A. Creatinine level of 2.8 mg/dL
B. Hemoglobin level of 9.5 g/dL
C. Calcium level of 8.2 mg/dL
D. Potassium level of 6.8 mEq/L
Correct Answer: D
Expert Explanation: A potassium level of 6.8 mEq/L indicates severe hyperkalemia, which
carries a high risk of lethal cardiac arrhythmias. Elevated creatinine and low hemoglobin
are expected chronic findings in CKD patients. While the calcium is slightly low, it does not
pose the immediate life-threatening risk that hyperkalemia does. The nurse must act
quickly to facilitate potassium-lowering treatments like insulin/dextrose or dialysis. Safety
in renal care requires constant vigilance over electrolyte stability.
5. A post-operative patient suddenly becomes restless and reports sharp chest pain on
inspiration. Which action should the nurse take first?
A. Administer the prescribed PRN dose of morphine.
B. Encourage the patient to use their incentive spirometer.
C. Perform a comprehensive 12-lead EKG.
D. Apply 2L of oxygen via nasal cannula and check pulse oximetry.
Correct Answer: D
Expert Explanation: Pleuritic chest pain and restlessness are hallmark signs of a potential
pulmonary embolism or atelectasis. Supplemental oxygen and oxygen saturation
monitoring are the initial steps to address potential hypoxia. Pain medication might mask
symptoms and does not address the underlying respiratory distress. An EKG is useful for
, ruling out MI but follows basic airway/breathing interventions. Rapid assessment and
oxygenation are essential in acute post-operative complications.
6. A nurse is caring for a patient with Acute Respiratory Distress Syndrome (ARDS) who is on a
mechanical ventilator. Which strategy is most effective for improving oxygenation in this
patient?
A. High-volume tidal ventilation
B. Supine positioning only
C. Prone positioning
D. Increasing the FiO2 to 100% indefinitely
Correct Answer: C
Expert Explanation: Prone positioning helps recruit collapsed alveoli in the dorsal regions
of the lungs and improves ventilation-perfusion matching. High tidal volumes can cause
ventilator-associated lung injury and are avoided in ARDS. Prolonged exposure to 100%
FiO2 can lead to oxygen toxicity and should be titrated down as possible. Supine
positioning often leads to further atelectasis in ARDS patients. Evidence-based practice
supports prone positioning as a standard maneuver for severe ARDS.
7. In a patient with SIADH (Syndrome of Inappropriate Antidiuretic Hormone), which
laboratory value is the nurse most likely to observe?
A. Serum sodium of 120 mEq/L
B. Serum osmolality of 320 mOsm/kg
C. Urine specific gravity of 1.002
D. Hematocrit of 55%
Correct Answer: A
Expert Explanation: SIADH involves excessive water retention, leading to dilutional
hyponatremia. A serum sodium of 120 mEq/L is a classic finding of this fluid overload state.

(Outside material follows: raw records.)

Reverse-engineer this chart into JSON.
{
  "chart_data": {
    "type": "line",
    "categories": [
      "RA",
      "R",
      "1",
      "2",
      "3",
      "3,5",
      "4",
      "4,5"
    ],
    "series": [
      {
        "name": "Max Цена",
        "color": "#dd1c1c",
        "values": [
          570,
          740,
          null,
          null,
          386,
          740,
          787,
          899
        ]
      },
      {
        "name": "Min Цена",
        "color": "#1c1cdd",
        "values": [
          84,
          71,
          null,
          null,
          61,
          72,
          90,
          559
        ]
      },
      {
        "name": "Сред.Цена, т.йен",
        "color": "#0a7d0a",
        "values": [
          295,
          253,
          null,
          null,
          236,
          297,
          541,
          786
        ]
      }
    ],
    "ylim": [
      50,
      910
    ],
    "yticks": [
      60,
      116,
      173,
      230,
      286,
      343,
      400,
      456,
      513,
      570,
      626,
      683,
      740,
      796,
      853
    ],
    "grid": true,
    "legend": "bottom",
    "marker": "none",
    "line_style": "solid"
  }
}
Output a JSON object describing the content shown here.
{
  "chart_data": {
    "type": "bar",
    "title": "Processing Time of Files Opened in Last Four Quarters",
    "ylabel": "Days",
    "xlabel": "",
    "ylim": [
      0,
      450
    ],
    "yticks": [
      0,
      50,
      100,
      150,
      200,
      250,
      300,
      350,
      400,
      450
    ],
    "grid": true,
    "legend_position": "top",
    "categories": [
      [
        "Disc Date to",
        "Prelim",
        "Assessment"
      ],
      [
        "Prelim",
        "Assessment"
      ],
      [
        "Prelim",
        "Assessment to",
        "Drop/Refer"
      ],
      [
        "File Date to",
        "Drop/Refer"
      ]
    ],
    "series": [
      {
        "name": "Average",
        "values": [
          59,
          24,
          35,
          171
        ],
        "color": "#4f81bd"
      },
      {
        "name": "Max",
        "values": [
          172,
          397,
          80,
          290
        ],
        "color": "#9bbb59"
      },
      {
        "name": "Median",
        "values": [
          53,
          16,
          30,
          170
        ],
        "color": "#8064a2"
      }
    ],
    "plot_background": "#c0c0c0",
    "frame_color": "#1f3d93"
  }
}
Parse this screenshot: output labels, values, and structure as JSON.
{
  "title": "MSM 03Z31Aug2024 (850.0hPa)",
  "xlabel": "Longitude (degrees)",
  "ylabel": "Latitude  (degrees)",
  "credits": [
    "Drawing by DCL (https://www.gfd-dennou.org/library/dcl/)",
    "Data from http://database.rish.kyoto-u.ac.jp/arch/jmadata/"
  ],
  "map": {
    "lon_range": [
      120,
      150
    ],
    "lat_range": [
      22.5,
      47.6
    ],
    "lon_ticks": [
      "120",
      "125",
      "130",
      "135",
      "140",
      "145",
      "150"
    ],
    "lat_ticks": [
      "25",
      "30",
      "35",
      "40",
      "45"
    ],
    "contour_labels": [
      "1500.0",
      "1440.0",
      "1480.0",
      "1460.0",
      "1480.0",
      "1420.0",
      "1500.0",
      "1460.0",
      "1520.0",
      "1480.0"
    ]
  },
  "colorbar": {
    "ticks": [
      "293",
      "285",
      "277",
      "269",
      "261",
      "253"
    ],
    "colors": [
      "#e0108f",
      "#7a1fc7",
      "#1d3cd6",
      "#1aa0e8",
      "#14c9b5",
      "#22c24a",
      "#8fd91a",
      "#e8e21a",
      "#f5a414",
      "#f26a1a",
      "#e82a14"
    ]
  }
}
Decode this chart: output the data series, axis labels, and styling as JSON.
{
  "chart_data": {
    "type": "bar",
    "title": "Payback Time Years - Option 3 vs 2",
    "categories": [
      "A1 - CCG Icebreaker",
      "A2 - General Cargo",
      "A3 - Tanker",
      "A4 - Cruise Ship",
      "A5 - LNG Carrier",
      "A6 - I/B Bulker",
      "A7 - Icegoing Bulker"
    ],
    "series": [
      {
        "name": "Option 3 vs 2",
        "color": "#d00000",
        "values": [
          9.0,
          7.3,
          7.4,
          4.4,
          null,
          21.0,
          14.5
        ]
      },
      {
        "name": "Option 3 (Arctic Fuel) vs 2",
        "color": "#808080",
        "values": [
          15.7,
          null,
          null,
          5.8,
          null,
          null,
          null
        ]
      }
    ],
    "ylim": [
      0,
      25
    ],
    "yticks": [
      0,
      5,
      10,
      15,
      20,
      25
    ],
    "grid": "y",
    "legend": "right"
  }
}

Serum osmolality in SIADH is typically low, not high, due to the excess water. Urine specific
gravity would be high because the urine is very concentrated, whereas 1.002 is dilute. High
hematocrit indicates dehydration, which is the opposite of the fluid volume excess seen in
SIADH.
8. A nurse is preparing to administer a blood transfusion. What is the most critical step to
prevent a hemolytic transfusion reaction?
A. Warming the blood to room temperature before administration.
B. Using a 22-gauge catheter for the IV access.
C. Administering diphenhydramine before starting the transfusion.